Afin de réduire la production de gaz à effet de serre, Prévost est devenue la première ville de la province à interdire l’usage du gaz naturel dans les nouveaux bâtiments résidentiels et institutionnels de la municipalité. La réglementation a toutefois soulevé de vives réactions de la part de l’industrie du gaz naturel. En effet, Énergir a intenté une poursuite contre la ville afin qu’elle limite la portée de sa règlementation.

En outre, cinq projets québécois ont été retenus pour devenir des forêts de la guérison. Ces espaces de partage et de réflexion sur l’histoire du Canada, ainsi que les conséquences des pensionnats seront transformés en lieux sûrs pour favoriser le mieux-être, la réconciliation et le renforcement des communautés autochtones et allochtones au Québec.

Parc national de la Mauricie

Parc national de la Mauricie (Photo : Ambre Giovanni (photo de courtoisie))

Afin de réduire la production de gaz à effet de serre, Prévost est devenue la première Ville de la province à interdire l’usage du gaz naturel dans les nouveaux bâtiments résidentiels et institutionnels de la municipalité.

Au mois de novembre, les gouvernements du Québec et du Canada ont par ailleurs annoncé conjointement leur volonté de créer un nouveau parc marin dans le golfe du Saint-Laurent, au nord de l’Île d’Anticosti, d’une superficie qui pourrait s’étendre sur 10 000 km2. C’est une excellente nouvelle pour toute la faune et la flore qui composent la riche biodiversité de cette zone.

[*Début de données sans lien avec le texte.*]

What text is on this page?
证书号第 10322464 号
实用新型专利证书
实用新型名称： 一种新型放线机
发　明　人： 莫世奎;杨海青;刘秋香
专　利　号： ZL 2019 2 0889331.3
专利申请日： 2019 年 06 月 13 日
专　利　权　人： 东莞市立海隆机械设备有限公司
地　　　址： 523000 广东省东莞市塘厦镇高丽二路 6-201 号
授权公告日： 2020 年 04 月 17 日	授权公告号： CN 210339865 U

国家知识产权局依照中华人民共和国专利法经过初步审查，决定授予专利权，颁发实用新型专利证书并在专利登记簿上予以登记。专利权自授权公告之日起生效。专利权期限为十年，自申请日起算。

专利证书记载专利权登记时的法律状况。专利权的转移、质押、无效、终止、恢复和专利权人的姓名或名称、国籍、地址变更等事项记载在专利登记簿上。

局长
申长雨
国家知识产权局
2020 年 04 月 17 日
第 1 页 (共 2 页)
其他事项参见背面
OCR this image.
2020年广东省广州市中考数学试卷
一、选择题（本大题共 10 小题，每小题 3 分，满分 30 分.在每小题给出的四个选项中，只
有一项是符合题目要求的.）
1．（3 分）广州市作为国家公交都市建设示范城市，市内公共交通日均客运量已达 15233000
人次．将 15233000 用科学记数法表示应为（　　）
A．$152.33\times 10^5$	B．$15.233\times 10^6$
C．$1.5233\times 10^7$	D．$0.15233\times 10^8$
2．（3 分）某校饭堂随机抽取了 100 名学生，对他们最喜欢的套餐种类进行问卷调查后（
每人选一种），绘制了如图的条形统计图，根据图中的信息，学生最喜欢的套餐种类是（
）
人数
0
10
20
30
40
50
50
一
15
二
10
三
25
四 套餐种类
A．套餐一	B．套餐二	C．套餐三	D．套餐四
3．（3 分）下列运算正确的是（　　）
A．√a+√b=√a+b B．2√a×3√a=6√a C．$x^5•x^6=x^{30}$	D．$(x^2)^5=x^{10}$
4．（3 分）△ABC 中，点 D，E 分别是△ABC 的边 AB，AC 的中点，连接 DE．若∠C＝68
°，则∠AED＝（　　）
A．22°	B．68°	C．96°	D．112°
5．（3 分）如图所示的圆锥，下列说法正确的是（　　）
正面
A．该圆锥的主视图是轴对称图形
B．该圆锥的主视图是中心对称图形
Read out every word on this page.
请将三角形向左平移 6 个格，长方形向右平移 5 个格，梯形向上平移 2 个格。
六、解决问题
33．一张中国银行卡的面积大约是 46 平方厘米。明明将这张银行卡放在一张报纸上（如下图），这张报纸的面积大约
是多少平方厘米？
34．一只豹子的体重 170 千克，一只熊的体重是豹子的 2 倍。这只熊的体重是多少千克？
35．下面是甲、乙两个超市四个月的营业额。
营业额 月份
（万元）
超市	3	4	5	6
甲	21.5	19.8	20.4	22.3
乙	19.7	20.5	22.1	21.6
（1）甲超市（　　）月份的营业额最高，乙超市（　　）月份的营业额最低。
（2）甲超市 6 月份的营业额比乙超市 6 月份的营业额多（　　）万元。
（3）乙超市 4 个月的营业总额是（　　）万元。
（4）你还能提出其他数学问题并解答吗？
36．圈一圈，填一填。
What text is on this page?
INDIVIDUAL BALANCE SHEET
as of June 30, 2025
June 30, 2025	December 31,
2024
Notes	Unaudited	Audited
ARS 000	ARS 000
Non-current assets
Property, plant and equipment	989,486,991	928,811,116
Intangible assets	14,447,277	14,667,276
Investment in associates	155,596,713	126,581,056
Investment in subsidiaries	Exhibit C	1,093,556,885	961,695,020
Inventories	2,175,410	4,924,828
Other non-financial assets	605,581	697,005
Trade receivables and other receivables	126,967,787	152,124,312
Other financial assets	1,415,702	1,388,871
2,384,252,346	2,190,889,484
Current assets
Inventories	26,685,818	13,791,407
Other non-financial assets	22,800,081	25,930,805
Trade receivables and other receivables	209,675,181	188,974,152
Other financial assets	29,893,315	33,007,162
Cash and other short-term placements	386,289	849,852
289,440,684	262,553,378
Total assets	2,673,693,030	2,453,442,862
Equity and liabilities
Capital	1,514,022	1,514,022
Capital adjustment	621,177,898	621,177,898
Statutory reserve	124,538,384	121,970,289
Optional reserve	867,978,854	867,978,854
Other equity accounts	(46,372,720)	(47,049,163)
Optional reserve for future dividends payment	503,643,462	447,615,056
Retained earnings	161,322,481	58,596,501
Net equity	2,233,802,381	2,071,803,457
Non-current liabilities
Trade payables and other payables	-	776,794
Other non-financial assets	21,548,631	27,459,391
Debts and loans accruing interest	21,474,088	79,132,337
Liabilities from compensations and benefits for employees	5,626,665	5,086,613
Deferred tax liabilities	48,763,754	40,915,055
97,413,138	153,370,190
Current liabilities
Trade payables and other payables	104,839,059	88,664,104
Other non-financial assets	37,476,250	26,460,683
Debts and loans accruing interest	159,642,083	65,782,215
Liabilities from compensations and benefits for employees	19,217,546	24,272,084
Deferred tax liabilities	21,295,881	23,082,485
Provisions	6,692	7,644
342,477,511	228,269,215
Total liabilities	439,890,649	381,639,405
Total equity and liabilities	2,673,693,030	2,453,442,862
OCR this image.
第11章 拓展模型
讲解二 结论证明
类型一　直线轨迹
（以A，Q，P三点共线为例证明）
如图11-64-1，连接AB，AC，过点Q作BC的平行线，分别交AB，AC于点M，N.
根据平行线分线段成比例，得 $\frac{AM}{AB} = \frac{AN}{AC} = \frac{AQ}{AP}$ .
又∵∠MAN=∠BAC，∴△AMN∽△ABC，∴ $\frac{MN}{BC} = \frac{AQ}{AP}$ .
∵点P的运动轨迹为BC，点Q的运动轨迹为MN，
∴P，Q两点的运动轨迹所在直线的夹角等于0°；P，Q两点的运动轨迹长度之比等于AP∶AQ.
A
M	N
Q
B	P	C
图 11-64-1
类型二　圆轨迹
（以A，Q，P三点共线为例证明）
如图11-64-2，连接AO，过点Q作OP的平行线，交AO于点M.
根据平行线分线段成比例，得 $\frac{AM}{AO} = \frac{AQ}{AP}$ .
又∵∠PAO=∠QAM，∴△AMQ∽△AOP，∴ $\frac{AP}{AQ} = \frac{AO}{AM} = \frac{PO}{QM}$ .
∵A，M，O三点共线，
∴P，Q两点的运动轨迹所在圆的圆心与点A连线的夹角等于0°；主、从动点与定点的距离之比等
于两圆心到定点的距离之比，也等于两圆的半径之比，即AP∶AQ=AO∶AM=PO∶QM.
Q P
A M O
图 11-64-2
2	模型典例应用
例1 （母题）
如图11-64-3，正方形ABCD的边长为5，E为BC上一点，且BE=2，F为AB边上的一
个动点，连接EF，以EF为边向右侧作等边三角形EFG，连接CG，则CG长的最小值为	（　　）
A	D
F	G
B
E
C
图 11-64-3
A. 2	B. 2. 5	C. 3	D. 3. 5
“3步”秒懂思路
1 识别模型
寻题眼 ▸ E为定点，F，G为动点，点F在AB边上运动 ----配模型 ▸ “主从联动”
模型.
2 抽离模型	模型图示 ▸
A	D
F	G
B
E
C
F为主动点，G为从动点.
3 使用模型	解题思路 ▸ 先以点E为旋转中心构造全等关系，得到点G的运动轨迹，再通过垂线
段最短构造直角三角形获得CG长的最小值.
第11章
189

Enfin, la Conférence annuelle des Nations Unies sur les changements climatiques (COP28) était à l’honneur en décembre. Les pays participants ont adopté le Fonds des pertes et dommages, qui permettra d’offrir une compensation financière aux pays en voie de développement, qui sont souvent les plus touchés par les conséquences des changements climatiques. Le ministre canadien de l’Environnement, Steven Guilbeault, a quant à lui annoncé le projet de règlement fédéral sur le méthane, visant à réduire de 75 % les émissions de méthane produites par l’industrie du pétrole et du gaz au Canada d’ici 2030.

Au bout du compte, ces progrès nous mènent peu à peu vers une transition socio-écologique qui soit durable et responsable. Un bout du chemin reste toutefois à parcourir, alors continuons à nous mobiliser afin que 2024 s’inscrive dans le même sillon que l’année qui vient de s’écouler!